2. What is momentum?
Momentum can be defined as inertia in motion. Another way to think of it is to consider how hard it is to stop something that is moving.

3. What is the formula?
The formula is Momentum = mass x velocity or M=mv.
M = momentum
m = mass
v = velocity
The units are kg-m/s

4. Examples?
An example of momentum is seen when we consider a bike and a freight train moving at the same speed. Which one is harder to stop? Why?

5. What is impulse?
A change in momentum is brought about by applying a force for a certain time interval. We call this an impulse, thus Impulse = Force x time.

6. Impulse = change in momentum
Setting impulse equal to change in momentum gives us: Ft = mv
A large momentum can be achieved by applying a large force, applying a force over a long time or both.

7. How can collisions be safer?
To avoid being injured, we like to extend the time of contact when we encounter large momentums.

8. Why airbags?
Examples include using airbags, making cars with padded dashboards, bending our knees when we jump from large heights, etc.

9. Bouncing
Bouncing requires more impulse since an object must be quickly stopped and then it must be “thrown” back upward.

10. Bouncing hurts more
If an object falls and bounces off your head instead of breaking when it hits, it will hurt more.

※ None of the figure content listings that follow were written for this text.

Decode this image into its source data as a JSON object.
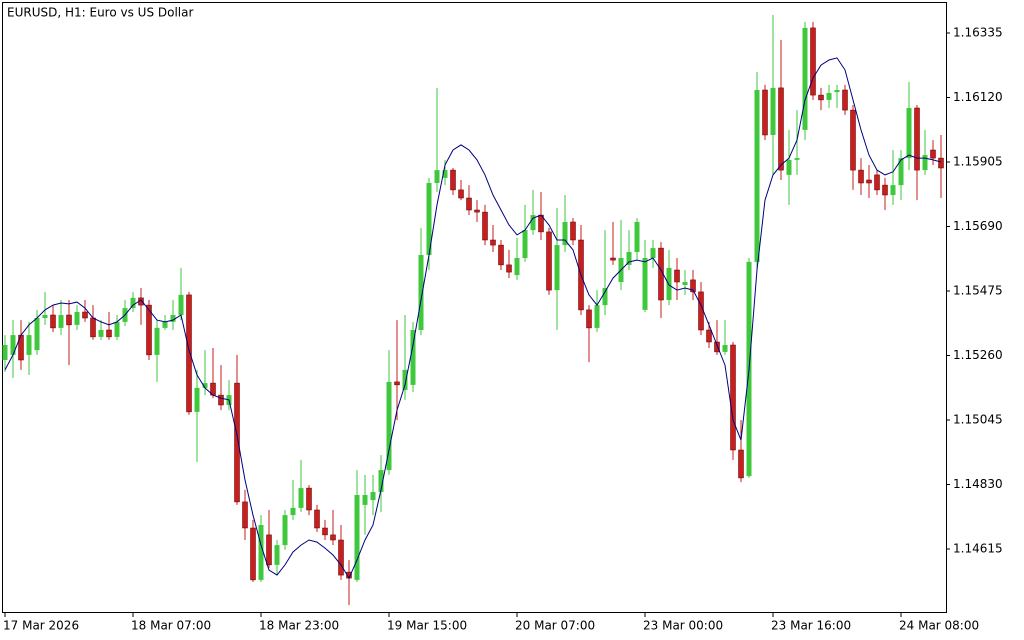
{
  "chart_data": {
    "type": "candlestick",
    "title": "EURUSD, H1:  Euro vs US Dollar",
    "categories": [
      "17 Mar 2026",
      null,
      null,
      null,
      null,
      null,
      null,
      null,
      null,
      null,
      null,
      null,
      null,
      null,
      null,
      null,
      "18 Mar 07:00",
      null,
      null,
      null,
      null,
      null,
      null,
      null,
      null,
      null,
      null,
      null,
      null,
      null,
      null,
      null,
      "18 Mar 23:00",
      null,
      null,
      null,
      null,
      null,
      null,
      null,
      null,
      null,
      null,
      null,
      null,
      null,
      null,
      null,
      "19 Mar 15:00",
      null,
      null,
      null,
      null,
      null,
      null,
      null,
      null,
      null,
      null,
      null,
      null,
      null,
      null,
      null,
      "20 Mar 07:00",
      null,
      null,
      null,
      null,
      null,
      null,
      null,
      null,
      null,
      null,
      null,
      null,
      null,
      null,
      null,
      "23 Mar 00:00",
      null,
      null,
      null,
      null,
      null,
      null,
      null,
      null,
      null,
      null,
      null,
      null,
      null,
      null,
      null,
      "23 Mar 16:00",
      null,
      null,
      null,
      null,
      null,
      null,
      null,
      null,
      null,
      null,
      null,
      null,
      null,
      null,
      null,
      "24 Mar 08:00",
      null,
      null,
      null,
      null,
      null
    ],
    "open": [
      1.15245,
      1.15262,
      1.15328,
      1.15262,
      1.15278,
      1.15385,
      1.15395,
      1.15352,
      1.15395,
      1.15362,
      1.15405,
      1.15385,
      1.15322,
      1.15345,
      1.15322,
      1.15372,
      1.15418,
      1.15452,
      1.15428,
      1.15262,
      1.15352,
      1.15372,
      1.15395,
      1.15462,
      1.15072,
      1.15152,
      1.15168,
      1.15128,
      1.15095,
      1.15168,
      1.14772,
      1.14685,
      1.14512,
      1.14662,
      1.14562,
      1.14628,
      1.14728,
      1.14752,
      1.14818,
      1.14745,
      1.14685,
      1.14662,
      1.14645,
      1.14538,
      1.14512,
      1.14762,
      1.14778,
      1.14805,
      1.14878,
      1.15172,
      1.15145,
      1.15162,
      1.15345,
      1.15595,
      1.15835,
      1.15852,
      1.15878,
      1.15812,
      1.15785,
      1.15745,
      1.15738,
      1.15645,
      1.15628,
      1.15562,
      1.15528,
      1.15585,
      1.15678,
      1.15728,
      1.15672,
      1.15478,
      1.15628,
      1.15705,
      1.15645,
      1.15412,
      1.15352,
      1.15428,
      1.15585,
      1.15505,
      1.15562,
      1.15605,
      1.15412,
      1.15585,
      1.15618,
      1.15445,
      1.15545,
      1.15495,
      1.15512,
      1.15472,
      1.15345,
      1.15305,
      1.15272,
      1.15295,
      1.14945,
      1.14858,
      1.15572,
      1.16145,
      1.15995,
      1.16152,
      1.15862,
      1.15912,
      1.16012,
      1.16352,
      1.16128,
      1.16112,
      1.16138,
      1.16145,
      1.16078,
      1.15878,
      1.15845,
      1.15862,
      1.15828,
      1.15795,
      1.15828,
      1.15918,
      1.16085,
      1.15878,
      1.15945,
      1.15918
    ],
    "high": [
      1.15328,
      1.15378,
      1.15378,
      1.15372,
      1.15412,
      1.15472,
      1.15428,
      1.15445,
      1.15445,
      1.15428,
      1.15445,
      1.15428,
      1.15378,
      1.15405,
      1.15395,
      1.15445,
      1.15472,
      1.15485,
      1.15445,
      1.15378,
      1.15395,
      1.15445,
      1.15552,
      1.15472,
      1.15212,
      1.15278,
      1.15285,
      1.15228,
      1.15178,
      1.15262,
      1.14812,
      1.14712,
      1.14728,
      1.14745,
      1.14645,
      1.14745,
      1.14845,
      1.14912,
      1.14828,
      1.14762,
      1.14712,
      1.14745,
      1.14695,
      1.14578,
      1.14878,
      1.14862,
      1.14862,
      1.14928,
      1.15278,
      1.15378,
      1.15395,
      1.15372,
      1.15685,
      1.15852,
      1.16152,
      1.15912,
      1.15885,
      1.15845,
      1.15828,
      1.15778,
      1.15762,
      1.15695,
      1.15645,
      1.15612,
      1.15652,
      1.15762,
      1.15812,
      1.15805,
      1.15685,
      1.15752,
      1.15795,
      1.15718,
      1.15695,
      1.15428,
      1.15478,
      1.15678,
      1.15705,
      1.15712,
      1.15678,
      1.15718,
      1.15645,
      1.15645,
      1.15638,
      1.15612,
      1.15585,
      1.15545,
      1.15545,
      1.15505,
      1.15372,
      1.15378,
      1.15378,
      1.15305,
      1.15045,
      1.15585,
      1.16205,
      1.16162,
      1.16395,
      1.16312,
      1.16012,
      1.16078,
      1.16372,
      1.16372,
      1.16152,
      1.16162,
      1.16162,
      1.16162,
      1.16095,
      1.15918,
      1.15895,
      1.15878,
      1.15852,
      1.15945,
      1.15945,
      1.16172,
      1.16095,
      1.16012,
      1.15978,
      1.15995
    ],
    "low": [
      1.15205,
      1.15185,
      1.15212,
      1.15195,
      1.15262,
      1.15362,
      1.15338,
      1.15328,
      1.15228,
      1.15345,
      1.15372,
      1.15312,
      1.15312,
      1.15312,
      1.15312,
      1.15358,
      1.15405,
      1.15362,
      1.15245,
      1.15172,
      1.15345,
      1.15345,
      1.15378,
      1.15062,
      1.14905,
      1.15128,
      1.15118,
      1.15078,
      1.15078,
      1.14762,
      1.14645,
      1.14505,
      1.14505,
      1.14552,
      1.14528,
      1.14612,
      1.14712,
      1.14738,
      1.14728,
      1.14672,
      1.14645,
      1.14628,
      1.14512,
      1.14428,
      1.14505,
      1.14662,
      1.14728,
      1.14738,
      1.14862,
      1.15045,
      1.15112,
      1.15138,
      1.15328,
      1.15545,
      1.15805,
      1.15828,
      1.15795,
      1.15778,
      1.15728,
      1.15705,
      1.15628,
      1.15605,
      1.15545,
      1.15518,
      1.15512,
      1.15572,
      1.15662,
      1.15645,
      1.15462,
      1.15345,
      1.15605,
      1.15628,
      1.15395,
      1.15238,
      1.15338,
      1.15395,
      1.15562,
      1.15478,
      1.15545,
      1.15578,
      1.15405,
      1.15552,
      1.15385,
      1.15428,
      1.15445,
      1.15462,
      1.15445,
      1.15328,
      1.15285,
      1.15262,
      1.15262,
      1.14912,
      1.14838,
      1.14852,
      1.15545,
      1.15978,
      1.15862,
      1.15845,
      1.15762,
      1.15862,
      1.15978,
      1.16112,
      1.16078,
      1.16085,
      1.16085,
      1.16062,
      1.15812,
      1.15795,
      1.15785,
      1.15795,
      1.15745,
      1.15762,
      1.15778,
      1.15878,
      1.15778,
      1.15862,
      1.15895,
      1.15785
    ],
    "close": [
      1.15295,
      1.15328,
      1.15245,
      1.15328,
      1.15385,
      1.15395,
      1.15352,
      1.15395,
      1.15362,
      1.15405,
      1.15385,
      1.15322,
      1.15345,
      1.15322,
      1.15372,
      1.15418,
      1.15452,
      1.15428,
      1.15262,
      1.15352,
      1.15372,
      1.15395,
      1.15462,
      1.15072,
      1.15152,
      1.15168,
      1.15128,
      1.15095,
      1.15128,
      1.14772,
      1.14685,
      1.14512,
      1.14695,
      1.14562,
      1.14628,
      1.14728,
      1.14752,
      1.14818,
      1.14745,
      1.14685,
      1.14662,
      1.14645,
      1.14528,
      1.14518,
      1.14795,
      1.14795,
      1.14805,
      1.14878,
      1.15172,
      1.15162,
      1.15212,
      1.15345,
      1.15595,
      1.15835,
      1.15878,
      1.15878,
      1.15812,
      1.15785,
      1.15745,
      1.15738,
      1.15645,
      1.15628,
      1.15562,
      1.15538,
      1.15585,
      1.15678,
      1.15728,
      1.15672,
      1.15478,
      1.15628,
      1.15705,
      1.15645,
      1.15412,
      1.15352,
      1.15428,
      1.15485,
      1.15578,
      1.15585,
      1.15605,
      1.15705,
      1.15585,
      1.15618,
      1.15445,
      1.15552,
      1.15505,
      1.15505,
      1.15472,
      1.15345,
      1.15305,
      1.15272,
      1.15295,
      1.14945,
      1.14852,
      1.15572,
      1.16145,
      1.15995,
      1.16152,
      1.15878,
      1.15912,
      1.15918,
      1.16352,
      1.16128,
      1.16112,
      1.16135,
      1.16145,
      1.16078,
      1.15878,
      1.15835,
      1.15835,
      1.15812,
      1.15795,
      1.15828,
      1.15918,
      1.16085,
      1.15878,
      1.15928,
      1.15918,
      1.15885
    ],
    "up_color": "#3fc83c",
    "down_color": "#c81e1e",
    "moving_average": {
      "color": "#000080",
      "values": [
        1.15212,
        1.15262,
        1.15328,
        1.15362,
        1.15385,
        1.15412,
        1.15428,
        1.15435,
        1.15432,
        1.15438,
        1.15418,
        1.15385,
        1.15372,
        1.15362,
        1.15372,
        1.15395,
        1.15428,
        1.15445,
        1.15412,
        1.15378,
        1.15372,
        1.15378,
        1.15395,
        1.15278,
        1.15195,
        1.15152,
        1.15128,
        1.15118,
        1.15112,
        1.14995,
        1.14845,
        1.14728,
        1.14628,
        1.14545,
        1.14528,
        1.14562,
        1.14605,
        1.14628,
        1.14645,
        1.14638,
        1.14618,
        1.14595,
        1.14562,
        1.14518,
        1.14578,
        1.14645,
        1.14695,
        1.14812,
        1.14945,
        1.15078,
        1.15162,
        1.15295,
        1.15445,
        1.15595,
        1.15762,
        1.15895,
        1.15945,
        1.15962,
        1.15945,
        1.15912,
        1.15862,
        1.15795,
        1.15745,
        1.15695,
        1.15662,
        1.15678,
        1.15718,
        1.15728,
        1.15695,
        1.15645,
        1.15645,
        1.15612,
        1.15528,
        1.15462,
        1.15428,
        1.15472,
        1.15518,
        1.15545,
        1.15572,
        1.15578,
        1.15572,
        1.15585,
        1.15545,
        1.15495,
        1.15478,
        1.15485,
        1.15478,
        1.15428,
        1.15362,
        1.15295,
        1.15228,
        1.15045,
        1.14978,
        1.15212,
        1.15545,
        1.15778,
        1.15862,
        1.15895,
        1.15918,
        1.15978,
        1.16112,
        1.16185,
        1.16228,
        1.16245,
        1.16252,
        1.16212,
        1.16112,
        1.16012,
        1.15928,
        1.15878,
        1.15862,
        1.15872,
        1.15912,
        1.15928,
        1.15918,
        1.15918,
        1.15912,
        1.15905
      ]
    },
    "ylim": [
      1.14405,
      1.16435
    ],
    "yticks": [
      1.16335,
      {
        "value": 1.1612,
        "label": "1.16120"
      },
      1.15905,
      {
        "value": 1.1569,
        "label": "1.15690"
      },
      1.15475,
      {
        "value": 1.1526,
        "label": "1.15260"
      },
      1.15045,
      {
        "value": 1.1483,
        "label": "1.14830"
      },
      1.14615
    ]
  }
}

11. Total momentum doesn’t change
The momentum of all closed systems remains the same even though individual parts may undergo a change.

12. Equal and opposite
An example is a rifle bullet system. The bullet undergoes a large change in momentum, but so does the gun and it is equal and opposite. This is recoil

13. Conservation of Momentum
The net momentum hasn’t changed and thus we say it has been conserved.
One of the central laws in physics is the Law of conservation of momentum.

14. Total momentum doesn’t change
In the absence of an external force the momentum of a system remains unchanged.

15. Momentum is conserved
When moving objects collide in the absence of external forces net momentum (before) = net momentum (after)

16. Elastic Collisions
When objects collide without being permanently deformed and without generating heat, the collision is said to be an elastic collision.
Colliding objects bounce perfectly in elastic collisions.

17. Inelastic Collisions
Whenever colliding objects become tangled or couple together, they are said to undergo an inelastic collision.

18. Types of collisions
Most collisions in the everyday world are inelastic. Even when billiard balls collide on a pool table, they don’t bounce off with the same impact as they had before impact.

19. But they do slow down. Why?
Heat and sound are generated when the billiard balls collide and “steal” some of the momentum, thus they eventually slow down.

20. Even fireworks? Yes even fireworks
Even the fragments that are produced by a firecracker follow the rules of vector addition. The vector sum after explosion equals that of before explosion.